System.OutOfMemoryException occurred
HResult=-2147024882
Message=Exception of type 'System.OutOfMemoryException' was thrown.
Source=mscorlib
StackTrace:
at System.IO.File.InternalReadAllBytes(String path, Boolean checkHost)
InnerException:
Active (x86) and 64bit Windows 7
Code:
public void LoadAllBinaries(string aKey)
{
if (msDatas != null)
return;
msDatas = new SortedDictionary<string, byte[]>();
var dataFiles = File.ReadAllLines(G.ConfigDir + #"\dates_out.txt");
foreach (var df in dataFiles)
{
try
{
string fn = G.DataDir + "\\n" + aKey + df + ".dft";
byte[] ba = File.ReadAllBytes(fn);
msDatas.Add(fn,ba);
ba = null;
}
catch (Exception e)
{
Console.WriteLine("OpenSLoadAllBinariestreams ERROR: " + e.Message);
}
}
}
You've either got a memory leak somewhere, or a handle leak. Both will give you the Out Of Memory error.

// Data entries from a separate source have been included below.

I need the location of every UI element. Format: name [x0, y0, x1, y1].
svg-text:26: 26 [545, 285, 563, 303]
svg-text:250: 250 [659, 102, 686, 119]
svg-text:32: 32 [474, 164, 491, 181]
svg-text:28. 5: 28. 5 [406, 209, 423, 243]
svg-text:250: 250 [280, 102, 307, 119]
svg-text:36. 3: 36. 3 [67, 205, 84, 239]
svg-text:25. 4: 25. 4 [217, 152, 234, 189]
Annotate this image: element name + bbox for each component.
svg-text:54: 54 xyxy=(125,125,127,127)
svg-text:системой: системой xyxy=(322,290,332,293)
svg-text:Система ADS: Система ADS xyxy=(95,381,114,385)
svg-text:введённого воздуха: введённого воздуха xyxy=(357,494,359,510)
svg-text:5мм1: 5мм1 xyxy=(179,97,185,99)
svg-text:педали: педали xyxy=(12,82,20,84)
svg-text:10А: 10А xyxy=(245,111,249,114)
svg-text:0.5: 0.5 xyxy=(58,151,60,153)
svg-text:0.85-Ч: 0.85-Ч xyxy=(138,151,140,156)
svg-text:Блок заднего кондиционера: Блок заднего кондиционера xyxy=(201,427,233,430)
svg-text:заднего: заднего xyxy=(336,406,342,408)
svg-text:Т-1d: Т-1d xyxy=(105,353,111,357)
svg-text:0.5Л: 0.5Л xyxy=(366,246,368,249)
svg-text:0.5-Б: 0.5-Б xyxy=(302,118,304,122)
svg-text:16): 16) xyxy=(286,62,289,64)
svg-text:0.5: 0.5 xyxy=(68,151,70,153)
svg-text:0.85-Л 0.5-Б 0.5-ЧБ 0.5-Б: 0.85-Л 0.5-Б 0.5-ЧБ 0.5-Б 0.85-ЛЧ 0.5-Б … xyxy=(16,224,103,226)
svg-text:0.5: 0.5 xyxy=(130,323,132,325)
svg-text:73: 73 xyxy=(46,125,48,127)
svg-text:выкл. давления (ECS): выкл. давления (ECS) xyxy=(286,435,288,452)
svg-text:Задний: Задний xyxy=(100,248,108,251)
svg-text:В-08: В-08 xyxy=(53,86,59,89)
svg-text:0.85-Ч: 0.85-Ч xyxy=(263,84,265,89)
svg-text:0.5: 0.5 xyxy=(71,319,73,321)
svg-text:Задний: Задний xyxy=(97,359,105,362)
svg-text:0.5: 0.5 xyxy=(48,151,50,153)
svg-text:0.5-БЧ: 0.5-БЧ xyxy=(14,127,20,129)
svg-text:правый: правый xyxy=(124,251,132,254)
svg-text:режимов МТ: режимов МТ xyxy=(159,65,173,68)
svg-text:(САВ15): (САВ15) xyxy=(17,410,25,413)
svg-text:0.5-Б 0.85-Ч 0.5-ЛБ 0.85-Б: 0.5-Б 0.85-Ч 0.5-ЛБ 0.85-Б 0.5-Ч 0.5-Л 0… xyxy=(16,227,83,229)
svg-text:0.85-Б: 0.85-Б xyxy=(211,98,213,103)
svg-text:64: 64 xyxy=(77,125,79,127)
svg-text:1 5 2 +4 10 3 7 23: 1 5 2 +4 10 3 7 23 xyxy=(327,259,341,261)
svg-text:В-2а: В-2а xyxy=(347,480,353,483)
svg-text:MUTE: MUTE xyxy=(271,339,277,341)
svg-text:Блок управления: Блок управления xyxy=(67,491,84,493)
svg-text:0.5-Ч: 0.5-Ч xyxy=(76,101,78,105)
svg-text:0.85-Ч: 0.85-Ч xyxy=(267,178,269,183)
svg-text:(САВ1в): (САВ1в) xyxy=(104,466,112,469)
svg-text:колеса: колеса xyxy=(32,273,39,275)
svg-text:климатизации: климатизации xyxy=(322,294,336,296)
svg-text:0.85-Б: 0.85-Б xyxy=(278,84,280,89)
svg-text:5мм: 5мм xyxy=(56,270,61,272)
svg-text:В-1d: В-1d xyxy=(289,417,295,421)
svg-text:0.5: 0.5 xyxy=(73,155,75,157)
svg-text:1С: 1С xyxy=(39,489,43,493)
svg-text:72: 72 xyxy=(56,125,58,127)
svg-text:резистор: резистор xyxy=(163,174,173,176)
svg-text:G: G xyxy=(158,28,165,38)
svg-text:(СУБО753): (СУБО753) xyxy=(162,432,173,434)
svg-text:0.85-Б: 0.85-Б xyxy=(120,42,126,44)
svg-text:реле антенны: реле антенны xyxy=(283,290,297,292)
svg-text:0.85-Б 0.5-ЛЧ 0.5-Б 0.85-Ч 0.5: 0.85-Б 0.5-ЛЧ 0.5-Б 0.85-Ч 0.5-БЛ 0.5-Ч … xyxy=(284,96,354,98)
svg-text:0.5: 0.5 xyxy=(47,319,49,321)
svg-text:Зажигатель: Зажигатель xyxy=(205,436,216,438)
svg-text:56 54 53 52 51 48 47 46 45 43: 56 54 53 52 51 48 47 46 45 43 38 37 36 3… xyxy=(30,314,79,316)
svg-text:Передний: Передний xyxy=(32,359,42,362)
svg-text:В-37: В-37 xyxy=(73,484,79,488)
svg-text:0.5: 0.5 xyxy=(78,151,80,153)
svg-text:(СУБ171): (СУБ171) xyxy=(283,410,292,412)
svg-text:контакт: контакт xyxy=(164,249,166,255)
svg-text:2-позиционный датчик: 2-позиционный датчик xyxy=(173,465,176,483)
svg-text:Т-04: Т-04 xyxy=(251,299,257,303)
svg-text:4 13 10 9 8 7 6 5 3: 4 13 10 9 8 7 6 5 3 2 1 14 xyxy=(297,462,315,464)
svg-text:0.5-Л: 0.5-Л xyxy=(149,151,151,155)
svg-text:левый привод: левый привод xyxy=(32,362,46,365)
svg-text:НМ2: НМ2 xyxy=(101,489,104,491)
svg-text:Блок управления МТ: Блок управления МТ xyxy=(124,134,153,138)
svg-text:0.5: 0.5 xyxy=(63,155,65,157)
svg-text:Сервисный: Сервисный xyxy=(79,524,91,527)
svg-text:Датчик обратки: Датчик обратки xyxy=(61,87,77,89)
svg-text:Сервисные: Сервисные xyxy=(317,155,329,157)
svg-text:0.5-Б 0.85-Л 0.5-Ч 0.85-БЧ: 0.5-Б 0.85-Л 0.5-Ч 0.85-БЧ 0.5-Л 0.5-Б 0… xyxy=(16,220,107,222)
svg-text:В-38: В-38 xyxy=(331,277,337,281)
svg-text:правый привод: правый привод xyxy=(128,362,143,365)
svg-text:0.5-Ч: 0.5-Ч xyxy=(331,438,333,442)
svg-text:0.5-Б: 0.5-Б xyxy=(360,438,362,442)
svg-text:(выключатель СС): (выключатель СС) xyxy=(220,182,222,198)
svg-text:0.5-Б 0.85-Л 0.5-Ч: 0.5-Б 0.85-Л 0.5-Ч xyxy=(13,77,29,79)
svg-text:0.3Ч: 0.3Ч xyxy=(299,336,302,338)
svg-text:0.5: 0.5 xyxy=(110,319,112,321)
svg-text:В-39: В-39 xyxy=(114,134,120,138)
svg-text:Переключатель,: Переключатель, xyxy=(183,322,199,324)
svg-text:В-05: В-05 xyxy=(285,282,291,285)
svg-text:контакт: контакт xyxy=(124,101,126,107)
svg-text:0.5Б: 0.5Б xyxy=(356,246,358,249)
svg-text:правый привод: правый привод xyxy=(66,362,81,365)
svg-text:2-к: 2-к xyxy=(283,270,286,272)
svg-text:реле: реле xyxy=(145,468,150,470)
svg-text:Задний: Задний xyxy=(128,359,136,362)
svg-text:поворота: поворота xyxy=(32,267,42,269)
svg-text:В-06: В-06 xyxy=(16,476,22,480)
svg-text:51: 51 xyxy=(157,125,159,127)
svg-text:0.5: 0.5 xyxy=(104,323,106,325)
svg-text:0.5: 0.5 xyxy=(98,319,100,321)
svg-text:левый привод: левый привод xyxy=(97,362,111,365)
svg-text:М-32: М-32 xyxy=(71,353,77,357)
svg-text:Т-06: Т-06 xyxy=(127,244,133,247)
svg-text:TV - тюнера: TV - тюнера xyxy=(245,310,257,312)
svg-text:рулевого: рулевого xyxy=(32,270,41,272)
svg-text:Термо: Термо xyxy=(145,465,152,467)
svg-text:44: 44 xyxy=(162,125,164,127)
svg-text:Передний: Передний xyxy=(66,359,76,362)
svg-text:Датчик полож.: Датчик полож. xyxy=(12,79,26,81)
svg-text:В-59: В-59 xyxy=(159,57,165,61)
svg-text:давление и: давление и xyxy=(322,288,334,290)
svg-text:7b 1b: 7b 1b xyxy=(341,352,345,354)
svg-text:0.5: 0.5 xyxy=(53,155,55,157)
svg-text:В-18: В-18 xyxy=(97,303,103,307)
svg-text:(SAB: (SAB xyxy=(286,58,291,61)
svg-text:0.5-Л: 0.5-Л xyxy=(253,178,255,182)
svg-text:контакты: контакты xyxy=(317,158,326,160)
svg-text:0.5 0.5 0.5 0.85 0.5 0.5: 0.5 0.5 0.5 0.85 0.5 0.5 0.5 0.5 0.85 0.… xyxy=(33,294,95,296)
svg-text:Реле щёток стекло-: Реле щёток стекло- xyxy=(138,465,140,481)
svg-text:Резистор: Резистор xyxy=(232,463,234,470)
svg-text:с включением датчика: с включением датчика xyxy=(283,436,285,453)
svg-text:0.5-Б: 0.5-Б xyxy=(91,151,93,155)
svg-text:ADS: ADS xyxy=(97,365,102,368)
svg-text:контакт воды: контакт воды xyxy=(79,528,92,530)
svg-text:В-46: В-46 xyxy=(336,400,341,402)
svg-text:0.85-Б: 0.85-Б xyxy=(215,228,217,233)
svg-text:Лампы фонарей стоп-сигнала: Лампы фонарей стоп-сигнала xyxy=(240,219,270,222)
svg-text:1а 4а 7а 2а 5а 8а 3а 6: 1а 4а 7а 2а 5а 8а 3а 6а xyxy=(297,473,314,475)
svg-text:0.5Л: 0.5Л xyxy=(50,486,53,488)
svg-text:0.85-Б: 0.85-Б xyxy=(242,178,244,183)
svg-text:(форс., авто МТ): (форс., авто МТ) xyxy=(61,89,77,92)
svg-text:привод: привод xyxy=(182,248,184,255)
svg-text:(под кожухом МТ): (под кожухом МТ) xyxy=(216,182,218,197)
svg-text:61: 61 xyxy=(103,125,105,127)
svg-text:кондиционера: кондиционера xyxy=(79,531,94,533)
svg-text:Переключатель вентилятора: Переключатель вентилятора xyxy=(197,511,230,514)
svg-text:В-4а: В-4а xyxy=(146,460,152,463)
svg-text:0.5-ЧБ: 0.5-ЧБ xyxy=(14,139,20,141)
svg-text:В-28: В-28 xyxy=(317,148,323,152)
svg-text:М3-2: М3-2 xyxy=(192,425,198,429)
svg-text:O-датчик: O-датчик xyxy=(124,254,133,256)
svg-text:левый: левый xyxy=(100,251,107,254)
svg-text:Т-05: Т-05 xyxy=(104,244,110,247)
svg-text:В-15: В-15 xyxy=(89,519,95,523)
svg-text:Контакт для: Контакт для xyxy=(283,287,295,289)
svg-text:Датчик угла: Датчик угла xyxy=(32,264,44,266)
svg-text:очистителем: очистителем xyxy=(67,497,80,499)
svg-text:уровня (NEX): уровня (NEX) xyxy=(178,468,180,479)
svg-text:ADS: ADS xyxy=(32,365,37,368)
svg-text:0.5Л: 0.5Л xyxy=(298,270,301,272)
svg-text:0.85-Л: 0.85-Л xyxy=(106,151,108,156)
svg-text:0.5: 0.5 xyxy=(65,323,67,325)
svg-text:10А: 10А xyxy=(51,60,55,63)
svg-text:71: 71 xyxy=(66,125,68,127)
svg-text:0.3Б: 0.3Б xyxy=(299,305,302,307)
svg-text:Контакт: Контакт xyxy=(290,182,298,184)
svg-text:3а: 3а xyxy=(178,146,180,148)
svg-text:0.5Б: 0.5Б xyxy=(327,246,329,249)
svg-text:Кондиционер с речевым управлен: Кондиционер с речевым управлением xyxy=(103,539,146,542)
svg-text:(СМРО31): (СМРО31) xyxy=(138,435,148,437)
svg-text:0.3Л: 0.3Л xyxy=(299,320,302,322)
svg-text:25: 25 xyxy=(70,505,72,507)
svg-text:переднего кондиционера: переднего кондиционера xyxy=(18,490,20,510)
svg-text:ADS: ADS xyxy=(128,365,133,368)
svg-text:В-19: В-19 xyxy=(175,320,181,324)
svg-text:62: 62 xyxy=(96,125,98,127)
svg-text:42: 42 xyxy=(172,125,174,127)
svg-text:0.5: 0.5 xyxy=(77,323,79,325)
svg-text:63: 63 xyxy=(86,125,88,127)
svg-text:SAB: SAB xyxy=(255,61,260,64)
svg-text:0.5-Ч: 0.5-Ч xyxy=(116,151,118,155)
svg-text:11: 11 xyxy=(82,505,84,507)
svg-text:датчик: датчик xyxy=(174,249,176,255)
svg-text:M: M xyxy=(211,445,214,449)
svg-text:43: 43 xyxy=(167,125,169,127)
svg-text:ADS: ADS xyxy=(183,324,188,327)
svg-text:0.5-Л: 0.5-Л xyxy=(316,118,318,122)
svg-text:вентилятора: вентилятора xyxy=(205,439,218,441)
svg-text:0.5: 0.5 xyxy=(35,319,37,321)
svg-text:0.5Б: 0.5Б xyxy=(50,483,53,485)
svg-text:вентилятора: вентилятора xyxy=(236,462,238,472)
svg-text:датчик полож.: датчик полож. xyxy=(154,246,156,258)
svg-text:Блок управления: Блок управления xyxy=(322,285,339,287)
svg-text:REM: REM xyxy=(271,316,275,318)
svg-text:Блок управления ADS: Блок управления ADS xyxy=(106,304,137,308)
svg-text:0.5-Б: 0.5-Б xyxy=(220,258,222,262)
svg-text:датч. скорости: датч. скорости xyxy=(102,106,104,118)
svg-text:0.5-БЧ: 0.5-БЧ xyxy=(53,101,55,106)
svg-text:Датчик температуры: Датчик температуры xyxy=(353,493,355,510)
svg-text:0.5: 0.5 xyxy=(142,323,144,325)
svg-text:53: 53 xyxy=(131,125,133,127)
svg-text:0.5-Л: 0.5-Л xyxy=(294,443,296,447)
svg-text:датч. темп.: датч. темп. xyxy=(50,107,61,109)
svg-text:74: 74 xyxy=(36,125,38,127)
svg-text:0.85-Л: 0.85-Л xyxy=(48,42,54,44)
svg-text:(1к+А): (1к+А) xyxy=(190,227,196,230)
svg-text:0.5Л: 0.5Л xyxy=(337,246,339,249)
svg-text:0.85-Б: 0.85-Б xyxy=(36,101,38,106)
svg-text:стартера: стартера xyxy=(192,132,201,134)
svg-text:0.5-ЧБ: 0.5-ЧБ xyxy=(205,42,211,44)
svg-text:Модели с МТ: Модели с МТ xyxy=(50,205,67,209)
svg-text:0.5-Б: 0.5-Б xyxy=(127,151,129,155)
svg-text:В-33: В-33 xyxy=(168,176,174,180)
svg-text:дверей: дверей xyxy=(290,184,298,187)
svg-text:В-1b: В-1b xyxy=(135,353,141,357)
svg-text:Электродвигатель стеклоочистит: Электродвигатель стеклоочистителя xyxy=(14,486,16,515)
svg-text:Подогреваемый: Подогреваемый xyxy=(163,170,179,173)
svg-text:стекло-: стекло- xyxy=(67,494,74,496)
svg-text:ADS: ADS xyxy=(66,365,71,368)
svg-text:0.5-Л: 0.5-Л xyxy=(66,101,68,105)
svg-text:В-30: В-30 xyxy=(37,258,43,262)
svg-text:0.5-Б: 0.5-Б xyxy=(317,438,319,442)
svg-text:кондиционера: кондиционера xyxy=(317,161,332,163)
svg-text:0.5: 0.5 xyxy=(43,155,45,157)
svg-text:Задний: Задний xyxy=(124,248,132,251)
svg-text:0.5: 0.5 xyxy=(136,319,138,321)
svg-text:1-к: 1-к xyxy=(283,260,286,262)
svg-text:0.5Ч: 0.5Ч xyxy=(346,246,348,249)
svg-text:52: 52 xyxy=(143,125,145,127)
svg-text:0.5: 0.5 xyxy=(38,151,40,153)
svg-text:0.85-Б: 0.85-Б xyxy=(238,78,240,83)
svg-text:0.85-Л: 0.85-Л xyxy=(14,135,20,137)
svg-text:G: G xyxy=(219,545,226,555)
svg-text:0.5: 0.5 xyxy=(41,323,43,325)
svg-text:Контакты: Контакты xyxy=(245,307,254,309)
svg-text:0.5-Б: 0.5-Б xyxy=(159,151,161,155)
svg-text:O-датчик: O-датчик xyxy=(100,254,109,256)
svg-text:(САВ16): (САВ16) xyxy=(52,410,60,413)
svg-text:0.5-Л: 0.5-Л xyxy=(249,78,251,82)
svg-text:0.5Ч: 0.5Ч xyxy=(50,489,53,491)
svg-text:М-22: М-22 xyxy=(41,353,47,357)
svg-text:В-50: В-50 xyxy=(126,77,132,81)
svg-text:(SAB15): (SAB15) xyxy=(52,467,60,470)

You can see if you've got a handle leak by opening TaskManager, go to View, Select Columns..., and turn on Handles. Start your process and let it run through a few iterations. Jot down the numbers you get. Then come back in a few hours and compare the numbers. If the handles numbers are considerably higher, you're not Disposing an object than you should be.
Also ensure that you dispose of your objects as well. You can also try use System.GC.Collect for garbage collection. Hope this helps.
Not exactly sure but your exception stacktrace says
at System.IO.File.InternalReadAllBytes(String path, Boolean checkHost)
To me it looks like the below line of code is the culprit and it's throwing OOM exception cause most most probably the size of dates_out.txt is high enough.
File.ReadAllLines(G.ConfigDir + #"\dates_out.txt")
What's the size of the file dates_out.txt you are reading? if it's in size of GB then try reading it line by line rather reading the entire file at once (as suggested by others over comment).
EDIT:
If you want to see current memory consumption of a program’s object, then you can get it using GC.GetTotalMemory method. You can also use windbg.exe tool or Microsoft’s CLR Profiler
long memoryUsed = GC.GetTotalMemory (true);
In visual studio go to Project Properties and Build screen. Check that where Any CPU is selected that the platform target checkbox for Prefer 32 bit is not checked.
You can also explicitly select x64 there.
This resolved the same error for me.